« L’œil de l’œil des choses » JULIEN BOUTREUX, VOUS QUI RAMPEZ SOUS MA PEAU, LE CONTENTIEUX, 2020

 Le bestiaire est un genre à part qui, quand il est associé à l'imaginaire du poète prend une dimension toute autre : pourtant il n'est pas tant, ici, question de métaphore, mais plutôt d'une sorte d'évocation enfiévrée de la Nature. Une ode sans périphrase.

Même si l'auteur ne les catégorise pas (préférant l'ordre alphabétique), nous dénombrons plusieurs styles d'entités peuplant ce recueil. Parmi celles-ci les insectes, les reptiles, végétaux, et d'autres encore qui n'en sont pas (des bestioles) comme les pierres ou les flammes. Mais cela reste en grande partie du vivant négligé, dirais-je... Si les blattes « dures et pleines » et les chenilles « velues et urticantes » n’échappent pas au courroux du poète, d'autres espèces se voient peu ou prou sauvées, et c'est avec une étrange tendresse, matinée de crainte, pour ces animaux que l'on aime le moins que le poète vient caresser de ses mots le fourmillant biotope qui l'habite. Une manière de se faire pardonner, en tant qu'humain, de la manière dont nous les traitons ? Pas exactement.

Nous découvrons donc un homme recouvert de vivant grouillant, de « purs crapauds gras accroupis » ou encore de larves qu'il accepte dans son bain, et même si leur contact le révulse. Un narrateur assez résigné qui se laisse envahir, qui a arrêté de lutter. Il a perdu le contrôle. Bientôt, ce sont les méduses qui lui inondent l'estomac et qu'il ne digère pas. Les scolopendres : « créatures grouillantes qui rêvez dans l'ombre, mandibules patientes en embuscade » et dont la morsure comme une épée de Damoclès pend au dessus de la tête de notre poète aux abois. Une altérité totale, prise comme elle vient et respectée pour ce qu'elle est, mais qui n'en reste pas moins effroyable.

Bêtes qui colonisent l'esprit, l’assujettissent ? C'est par exemple le cas des araignées du soir dont le poète demande l'intrusion fatale dans son corps à demi-mort : « soyez mignonnes, je vous aime bien, infiltrez-vous, quand j'inspire entrez, quand j'expire restez (...) ». Nous voici possédés : les mains, « petites choses vivantes à coté de nous », les spasmes « logent dans les muscles, s'agitent parfois ». Nous ne sommes plus qu'un habitacle, un prétexte pour nos membres remuer et tout ce qui nous traverse comme force, amalgamé à la créature-reine qui enclenche l'anima de tout ce qui se meut à la surface du globe.

C'est, pour Julien Boutreux, l'occasion d'exposer la beauté dans l’ineffable et de s’atteler à l'établissement d'une métaphysique singulière du monde singulière.
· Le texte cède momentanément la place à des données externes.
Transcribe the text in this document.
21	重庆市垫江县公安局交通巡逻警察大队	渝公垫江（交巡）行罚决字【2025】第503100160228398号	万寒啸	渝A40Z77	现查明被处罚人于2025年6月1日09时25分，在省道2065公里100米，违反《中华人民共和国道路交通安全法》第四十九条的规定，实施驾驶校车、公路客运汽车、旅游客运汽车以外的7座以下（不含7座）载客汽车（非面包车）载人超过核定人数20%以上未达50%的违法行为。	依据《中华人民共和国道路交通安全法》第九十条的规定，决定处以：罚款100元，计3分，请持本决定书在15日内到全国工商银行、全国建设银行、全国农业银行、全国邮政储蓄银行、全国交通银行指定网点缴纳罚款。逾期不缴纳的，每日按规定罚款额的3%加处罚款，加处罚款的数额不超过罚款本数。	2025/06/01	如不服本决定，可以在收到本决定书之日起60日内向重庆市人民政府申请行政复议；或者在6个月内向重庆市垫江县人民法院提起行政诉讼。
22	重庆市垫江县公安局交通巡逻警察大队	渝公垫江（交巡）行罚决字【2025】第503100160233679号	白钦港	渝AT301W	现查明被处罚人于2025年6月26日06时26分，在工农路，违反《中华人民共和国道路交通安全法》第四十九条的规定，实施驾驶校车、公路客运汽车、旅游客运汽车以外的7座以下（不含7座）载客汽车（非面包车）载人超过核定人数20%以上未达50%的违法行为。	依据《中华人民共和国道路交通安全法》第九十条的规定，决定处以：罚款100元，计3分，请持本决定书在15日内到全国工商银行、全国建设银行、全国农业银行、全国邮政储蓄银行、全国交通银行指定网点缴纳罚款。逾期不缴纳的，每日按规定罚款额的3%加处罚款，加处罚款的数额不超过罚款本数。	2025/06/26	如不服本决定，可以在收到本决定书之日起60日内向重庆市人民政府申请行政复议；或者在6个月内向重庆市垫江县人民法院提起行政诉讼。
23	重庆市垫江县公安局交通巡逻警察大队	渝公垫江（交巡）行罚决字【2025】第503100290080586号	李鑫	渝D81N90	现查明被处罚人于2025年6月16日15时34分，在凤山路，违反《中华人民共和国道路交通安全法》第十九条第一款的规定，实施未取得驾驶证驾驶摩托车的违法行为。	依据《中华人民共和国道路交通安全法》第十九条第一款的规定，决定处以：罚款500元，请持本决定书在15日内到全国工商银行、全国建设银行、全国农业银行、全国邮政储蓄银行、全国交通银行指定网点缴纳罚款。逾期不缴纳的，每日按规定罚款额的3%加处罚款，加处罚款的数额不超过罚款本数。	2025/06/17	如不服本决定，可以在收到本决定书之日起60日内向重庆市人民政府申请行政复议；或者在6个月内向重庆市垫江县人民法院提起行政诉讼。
Ainsi le vol des oiseaux, « l'infime signe indéchiffrable à l'horizon lointain », idéal inatteignable pour un homme pesant ; au fond de la mer, des « poulpes qui saignez pour nous vous êtes autant de christs venus pour notre salut mais personne ne vous a entendus, vous prêchez dans un désert océanique », éternels mais ignorés octopodes à l'intelligence rare et qui s'offrent à la rédemption dans le monde du silence ; enfin les scarabées sur lesquels « Des hiéroglyphes oraculaires sont paraît-il gravés sur l'abdomen, pour qui saura les déchiffrer ». Une cosmogonie animale, pour le dire autrement, postulant une organisation dans les méandres, et pour finir « l'univers lui-même a la forme d'un œuf, macérant en son sein le sens d'un monde ultérieur »

Au terme de ce voyage sinueux, plus abattus qu'ébahis, nous effleurons quelques mystères. Le livre se ferme sur « l’œil de l’œil des choses » lui-même fermé ou ouvert, essence terminale qui dit ou qui se tait, qui englobe et qui écrase, et qui élève jusqu'au cieux cathartiques pour libérer, par le simple fait d'avoir lu.